The damage in 1986 struck the business especially hard.
“After that we had to take out a loan … in order to get enough equity back into the business to open up, but we never (financially) recovered to where we were before,” Atkins said. “Never.”
After the 1986 flood receded, it left Cass Avenue and East Huron Avenue covered with black river silt and dead fish. Locals began referring to the locale as the “Combat Zone.”
“These people that have never gone through it will never realize what these people have been going through down South with all the flooding lately, and out East,” Atkins said. “It’s nightmarish. Every time I see it on TV, it puts you through a nightmare again. Nobody can describe the oil and grease, mud, crud – all the stuff that floated through.”

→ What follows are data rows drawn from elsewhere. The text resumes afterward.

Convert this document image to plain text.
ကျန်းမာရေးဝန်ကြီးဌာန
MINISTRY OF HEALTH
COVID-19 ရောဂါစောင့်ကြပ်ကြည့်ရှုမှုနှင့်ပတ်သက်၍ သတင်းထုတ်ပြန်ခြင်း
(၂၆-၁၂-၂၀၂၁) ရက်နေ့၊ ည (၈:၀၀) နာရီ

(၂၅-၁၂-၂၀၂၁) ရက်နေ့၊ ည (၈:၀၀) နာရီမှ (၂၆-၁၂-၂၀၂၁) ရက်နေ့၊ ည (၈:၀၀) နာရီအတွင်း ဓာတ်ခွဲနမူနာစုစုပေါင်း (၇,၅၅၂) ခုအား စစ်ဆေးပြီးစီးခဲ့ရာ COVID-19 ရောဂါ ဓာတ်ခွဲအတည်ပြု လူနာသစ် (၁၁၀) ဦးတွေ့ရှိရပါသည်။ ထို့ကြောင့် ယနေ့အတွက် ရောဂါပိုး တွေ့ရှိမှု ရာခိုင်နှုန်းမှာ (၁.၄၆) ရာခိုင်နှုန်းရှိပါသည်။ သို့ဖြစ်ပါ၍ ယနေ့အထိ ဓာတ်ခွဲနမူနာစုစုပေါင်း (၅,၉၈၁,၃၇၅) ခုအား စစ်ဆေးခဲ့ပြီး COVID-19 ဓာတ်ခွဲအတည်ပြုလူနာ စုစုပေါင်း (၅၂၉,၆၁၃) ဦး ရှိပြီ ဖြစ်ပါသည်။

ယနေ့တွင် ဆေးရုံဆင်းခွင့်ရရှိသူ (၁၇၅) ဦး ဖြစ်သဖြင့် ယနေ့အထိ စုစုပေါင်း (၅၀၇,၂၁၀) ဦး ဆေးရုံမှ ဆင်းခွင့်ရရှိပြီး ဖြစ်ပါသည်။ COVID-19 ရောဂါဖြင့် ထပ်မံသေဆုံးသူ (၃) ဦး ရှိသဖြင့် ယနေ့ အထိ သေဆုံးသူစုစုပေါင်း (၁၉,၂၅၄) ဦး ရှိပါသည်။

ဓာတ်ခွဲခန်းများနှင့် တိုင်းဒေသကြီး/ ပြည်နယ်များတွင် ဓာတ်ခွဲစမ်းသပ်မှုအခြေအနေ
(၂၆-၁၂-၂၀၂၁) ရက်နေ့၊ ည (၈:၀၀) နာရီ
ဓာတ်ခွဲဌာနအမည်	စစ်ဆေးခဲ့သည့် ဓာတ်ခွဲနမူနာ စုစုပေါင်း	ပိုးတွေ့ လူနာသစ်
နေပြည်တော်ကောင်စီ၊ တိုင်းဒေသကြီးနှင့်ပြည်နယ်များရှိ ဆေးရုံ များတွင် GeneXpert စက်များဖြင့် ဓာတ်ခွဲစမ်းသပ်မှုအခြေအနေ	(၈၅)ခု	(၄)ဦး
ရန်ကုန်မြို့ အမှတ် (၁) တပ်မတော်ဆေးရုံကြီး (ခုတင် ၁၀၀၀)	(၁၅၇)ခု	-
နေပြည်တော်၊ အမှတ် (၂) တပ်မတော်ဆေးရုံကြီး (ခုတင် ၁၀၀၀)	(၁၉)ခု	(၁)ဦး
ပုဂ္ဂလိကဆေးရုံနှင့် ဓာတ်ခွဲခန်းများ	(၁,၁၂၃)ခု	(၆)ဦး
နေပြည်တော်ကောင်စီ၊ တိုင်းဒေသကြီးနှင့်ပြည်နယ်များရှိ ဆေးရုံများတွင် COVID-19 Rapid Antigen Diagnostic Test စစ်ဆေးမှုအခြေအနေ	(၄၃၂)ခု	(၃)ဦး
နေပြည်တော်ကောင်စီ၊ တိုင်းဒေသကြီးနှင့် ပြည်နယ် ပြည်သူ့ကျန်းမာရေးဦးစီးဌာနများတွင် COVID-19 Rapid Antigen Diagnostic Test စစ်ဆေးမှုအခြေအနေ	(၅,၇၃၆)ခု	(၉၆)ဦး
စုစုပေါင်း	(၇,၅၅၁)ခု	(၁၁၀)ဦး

The cleanup effort, however, warmed her heart.
“We had tremendous volunteers – old people, young people,” Atkins said. “It was just unreal how many people came out to volunteer help, and I’ll be forever grateful to them.
“When they say people don’t care anymore, people do care. We had our dissenters, but basically, people care. As far as I’m concerned.”
Though several floods occurred in Vassar after 1986, a $5.6 million flood-control project took place in 2006, partially paid for by a federal grant though landowners in the Moore Drain watershed continue paying assessments through 2026.
“I think it’s deterred a lot,” Atkins said. “If they just keep (waterways) cleaned out, number one, at least the flow of water can get through and not be blocked up.”
“In my opinion, it’s doing what it’s designed to do,” Denniston said. “It’s keeping a lot of the water off the Moore Drain. In the spring, that drain has always come up, and always flooded, but I’ve only seen it flooded about four times since (2006).”
Sarah Pistro, the Tuscola County Drain Commissioner who was petitioned by county residents for flood control to protect Vassar, views the 2006 improvements as effective.
“I haven’t watched (Vassar) on the news too much for flooding since then,” Pistro said.
Pistro said she’d be surprised to see waters reach the height they did in Vassar in 1986, and doesn’t believe such a flood could happen there again.
“But you’ve got to maintain – if the drains are not maintained, anything can happen, because you’re going to have all that sediment built up,” Pistro said.
Bob Mantey, current county drain commissioner, said the 2006 project has significantly reduced impacts of floods in Vassar. Mantey, however, won’t rule out another storm like the one in September of 1986.
“There’s always a chance,” Mantey said. “They call 1986 this ‘100-year storm.’ They talk about things in what constitutes a 100-year storm, and a lot of it’s just related to frequency. They call it a 100-year flood because that’s something easy for people to understand. But what people get caught in is they think it will only happen every 100 years and that’s not true.
“It just means that there’s a 1 percent chance. When you get a storm that lasts all day long, there’s a 1 percent chance that you might get a storm like that.”
Atkins was asked if Vassar could ever see water eight feet high on downtown businesses again.
“Anything could happen,” Atkins said. “We don’t have control of this. You can pray that it doesn’t happen, but anything can happen. Just look around the world. Look at the disasters around the world they haven’t been able to stop.”
Some Vassar stores have been demolished, and some homes razed or relocated, since the 1986 flood.
This year, though, five new businesses have opened along East Huron Avenue (M-15) in what – in 1986 – was part of the “Combat Zone.”
“We have a lot of gaps in Vassar, but we’re coming back,” Atkins said. “I want you to put that in there – I feel so positive about Vassar right now with people having the courage to open up new businesses. I think we’re gonna come back.”